Muitos têm definido o homem, e em geral o têm definido em contraste com os bichos. Por isso, nas definições do homem, é frequente o uso da frase "o homem é um bicho..." e um adjectivo, ou "o homem é um bicho que..." e diz-se o quê, ou "o homem é um meta-bicho" e aí já não se diz mais nada.

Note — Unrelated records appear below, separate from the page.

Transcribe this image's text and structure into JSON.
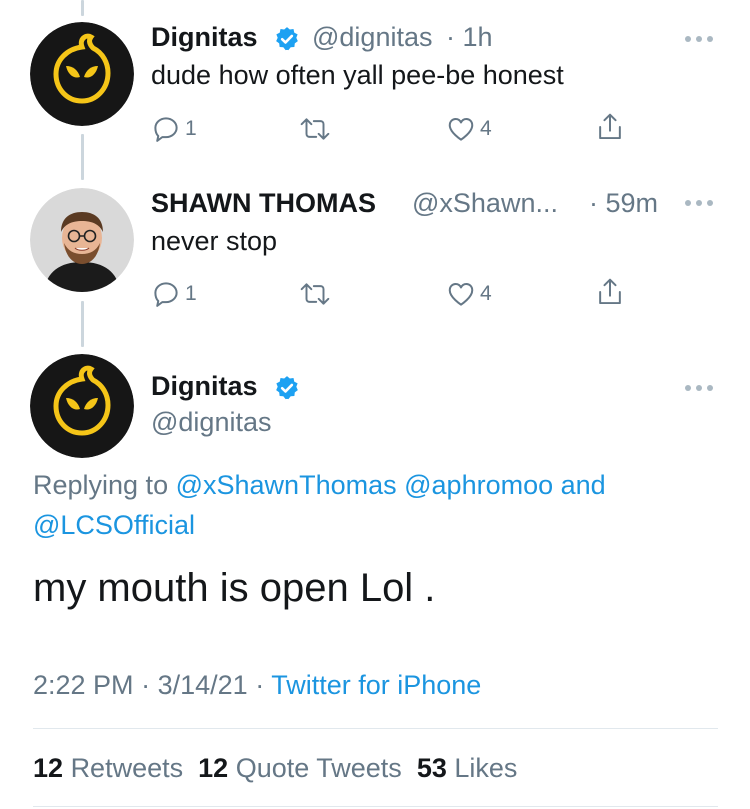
{
  "tweets": [
    {
      "name": "Dignitas",
      "handle": "@dignitas",
      "time": "· 1h",
      "text": "dude how often yall pee-be honest",
      "replies": "1",
      "likes": "4"
    },
    {
      "name": "SHAWN THOMAS",
      "handle": "@xShawn...",
      "time": "· 59m",
      "text": "never stop",
      "replies": "1",
      "likes": "4"
    }
  ],
  "main": {
    "name": "Dignitas",
    "handle": "@dignitas",
    "replying_prefix": "Replying to",
    "mention_1": "@xShawnThomas",
    "mention_2": "@aphromoo",
    "conjunction": "and",
    "mention_3": "@LCSOfficial",
    "text": "my mouth is open Lol .",
    "time": "2:22 PM",
    "date": "3/14/21",
    "separator": "·",
    "source": "Twitter for iPhone",
    "retweets_count": "12",
    "retweets_label": "Retweets",
    "quotes_count": "12",
    "quotes_label": "Quote Tweets",
    "likes_count": "53",
    "likes_label": "Likes"
  },
  "colors": {
    "link": "#1b95e0",
    "secondary_text": "#657786",
    "verified": "#1da1f2",
    "dignitas_yellow": "#f5c518",
    "thread_line": "#ccd6dd"
  },
  "icons": [
    "reply-icon",
    "retweet-icon",
    "like-icon",
    "share-icon",
    "verified-badge-icon",
    "more-icon"
  ]
}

O homem é então um meta-bicho, um bicho que se observa a si mesmo, ou melhor, um meta-bicho que observa um bicho, pois é o ato de observar que acrescenta o meta ao bicho. É fundamental realçar que o bicho e o meta-bicho têm que ser necessariamente o mesmo. A observação de um outro bicho não faz do bicho meta-bicho, muito antes pelo contrário, bichifica-o, se me é permitido dizê-lo, pois a comparação tem por objetivo último a competição, a procura da vantagem. Já a auto-observação de um bicho carece de utilidade, dado ser uma verdade insofismável a impossibilidade de qualquer ser, mesmo um bicho, procurar vantagem de si próprio. Acho que fica assim claro que quando um bicho se observa a si próprio não pode ser um bicho, sendo certamente um meta-bicho.

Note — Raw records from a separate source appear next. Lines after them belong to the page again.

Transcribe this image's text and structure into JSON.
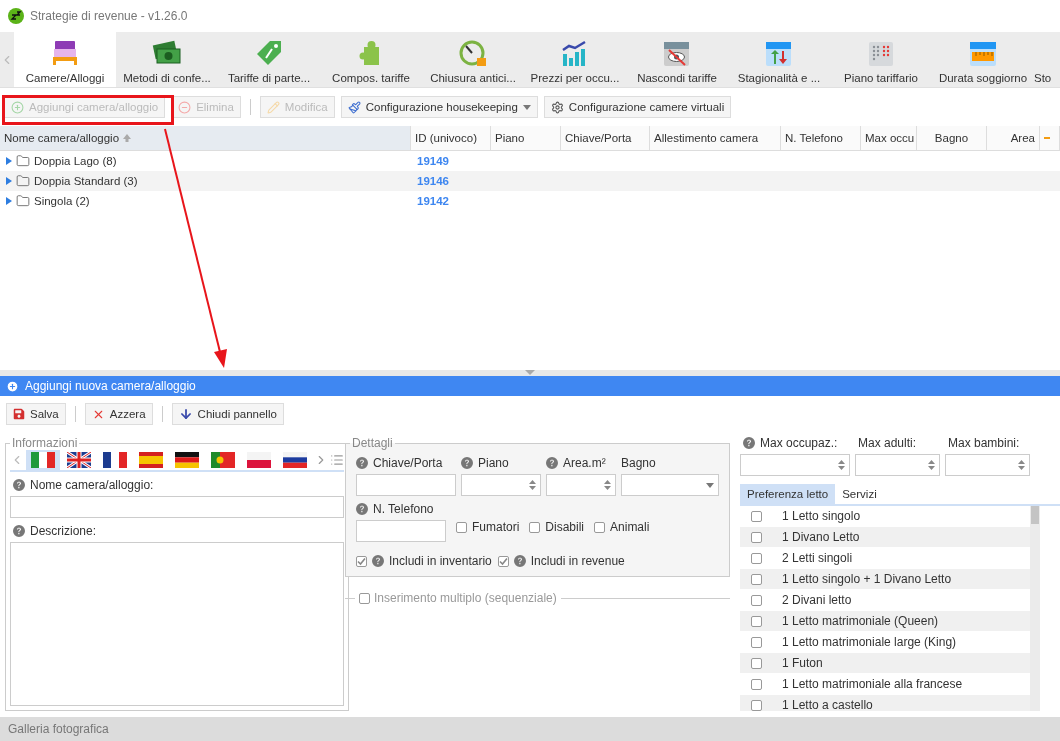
{
  "window": {
    "title": "Strategie di revenue - v1.26.0"
  },
  "ribbon_tabs": [
    {
      "label": "Camere/Alloggi",
      "selected": true
    },
    {
      "label": "Metodi di confe...",
      "selected": false
    },
    {
      "label": "Tariffe di parte...",
      "selected": false
    },
    {
      "label": "Compos. tariffe",
      "selected": false
    },
    {
      "label": "Chiusura antici...",
      "selected": false
    },
    {
      "label": "Prezzi per occu...",
      "selected": false
    },
    {
      "label": "Nascondi tariffe",
      "selected": false
    },
    {
      "label": "Stagionalità e ...",
      "selected": false
    },
    {
      "label": "Piano tariffario",
      "selected": false
    },
    {
      "label": "Durata soggiorno",
      "selected": false
    },
    {
      "label": "Sto",
      "selected": false
    }
  ],
  "toolbar": [
    {
      "label": "Aggiungi camera/alloggio",
      "kind": "button",
      "disabled": true
    },
    {
      "label": "Elimina",
      "kind": "button",
      "disabled": true
    },
    {
      "label": "Modifica",
      "kind": "button",
      "disabled": true
    },
    {
      "label": "Configurazione housekeeping",
      "kind": "dropdown",
      "disabled": false
    },
    {
      "label": "Configurazione camere virtuali",
      "kind": "button",
      "disabled": false
    }
  ],
  "table": {
    "columns": [
      "Nome camera/alloggio",
      "ID (univoco)",
      "Piano",
      "Chiave/Porta",
      "Allestimento camera",
      "N. Telefono",
      "Max occu",
      "Bagno",
      "Area"
    ],
    "rows": [
      {
        "name": "Doppia Lago (8)",
        "id": "19149",
        "expanded": false
      },
      {
        "name": "Doppia Standard (3)",
        "id": "19146",
        "expanded": false
      },
      {
        "name": "Singola (2)",
        "id": "19142",
        "expanded": false
      }
    ]
  },
  "panel": {
    "title": "Aggiungi nuova camera/alloggio",
    "buttons": [
      "Salva",
      "Azzera",
      "Chiudi pannello"
    ]
  },
  "info": {
    "legend": "Informazioni",
    "languages": [
      {
        "kind": "italy",
        "selected": true
      },
      {
        "kind": "uk",
        "selected": false
      },
      {
        "kind": "france",
        "selected": false
      },
      {
        "kind": "spain",
        "selected": false
      },
      {
        "kind": "germany",
        "selected": false
      },
      {
        "kind": "portugal",
        "selected": false
      },
      {
        "kind": "poland",
        "selected": false
      },
      {
        "kind": "russia",
        "selected": false
      }
    ],
    "name_label": "Nome camera/alloggio:",
    "description_label": "Descrizione:"
  },
  "details": {
    "legend": "Dettagli",
    "fields": [
      {
        "label": "Chiave/Porta",
        "kind": "text",
        "help": true
      },
      {
        "label": "Piano",
        "kind": "spin",
        "help": true
      },
      {
        "label": "Area.m²",
        "kind": "spin",
        "help": true
      },
      {
        "label": "Bagno",
        "kind": "select",
        "help": false
      }
    ],
    "phone_label": "N. Telefono",
    "features": [
      {
        "label": "Fumatori",
        "checked": false
      },
      {
        "label": "Disabili",
        "checked": false
      },
      {
        "label": "Animali",
        "checked": false
      }
    ],
    "includes": [
      {
        "label": "Includi in inventario",
        "checked": true
      },
      {
        "label": "Includi in revenue",
        "checked": true
      }
    ]
  },
  "multiple": {
    "label": "Inserimento multiplo (sequenziale)",
    "checked": false
  },
  "capacity": [
    {
      "label": "Max occupaz.:",
      "help": true
    },
    {
      "label": "Max adulti:",
      "help": false
    },
    {
      "label": "Max bambini:",
      "help": false
    }
  ],
  "bed_tabs": [
    {
      "label": "Preferenza letto",
      "selected": true
    },
    {
      "label": "Servizi",
      "selected": false
    }
  ],
  "beds": [
    {
      "label": "1 Letto singolo",
      "checked": false
    },
    {
      "label": "1 Divano Letto",
      "checked": false
    },
    {
      "label": "2 Letti singoli",
      "checked": false
    },
    {
      "label": "1 Letto singolo + 1 Divano Letto",
      "checked": false
    },
    {
      "label": "2 Divani letto",
      "checked": false
    },
    {
      "label": "1 Letto matrimoniale (Queen)",
      "checked": false
    },
    {
      "label": "1 Letto matrimoniale large (King)",
      "checked": false
    },
    {
      "label": "1 Futon",
      "checked": false
    },
    {
      "label": "1 Letto matrimoniale alla francese",
      "checked": false
    },
    {
      "label": "1 Letto a castello",
      "checked": false
    }
  ],
  "gallery": {
    "title": "Galleria fotografica"
  }
}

Mas surge agora uma aparente incoerência que não devemos ignorar, o meta-bicho, ao observar-se a si próprio não pode estar a observar um bicho, está a observar um meta-bicho. Isso leva-nos a ter de redefinir meta-bicho como o meta-bicho que observa o meta-bicho. Dirão os leitores que isso é impossível, dado que esta definição contradiz a anterior, mas não é bem assim como irei procurar explicar. É frequente o meta-bicho observar, um pouco embevecido, naturalmente, o meta-bicho. Diz-se, dar-se ares de meta-bicho, comparar-se com os bichos e ser-lhe clara a diferença, a distância. Para isso nem sequer necessito de referir a observação que Pessoa faz do camponês de Loures, que todos sabemos não existir e ser uma mera efabulação de Pessoa para melhor se observar. Também eu já caí nessa armadilha, eu que sou pouco na ordem dos que pensam, e nada se me comparar a Pessoa, também já me julguei um meta-bicho da cidade que ouvia os Joys Divisions de Manchester e observar com alguma displicência os bichos de minha aldeia a vibrarem com os Marcos Paulos não sei donde, e nessa observação não havia uma comparação com eles, pois éramos de diferentes ordens de grandeza, mas sim uma comparação com o meta-bicho que eu próprio era. Pois, como já tinha referido, o meta-bicho adora observar-se a si próprio.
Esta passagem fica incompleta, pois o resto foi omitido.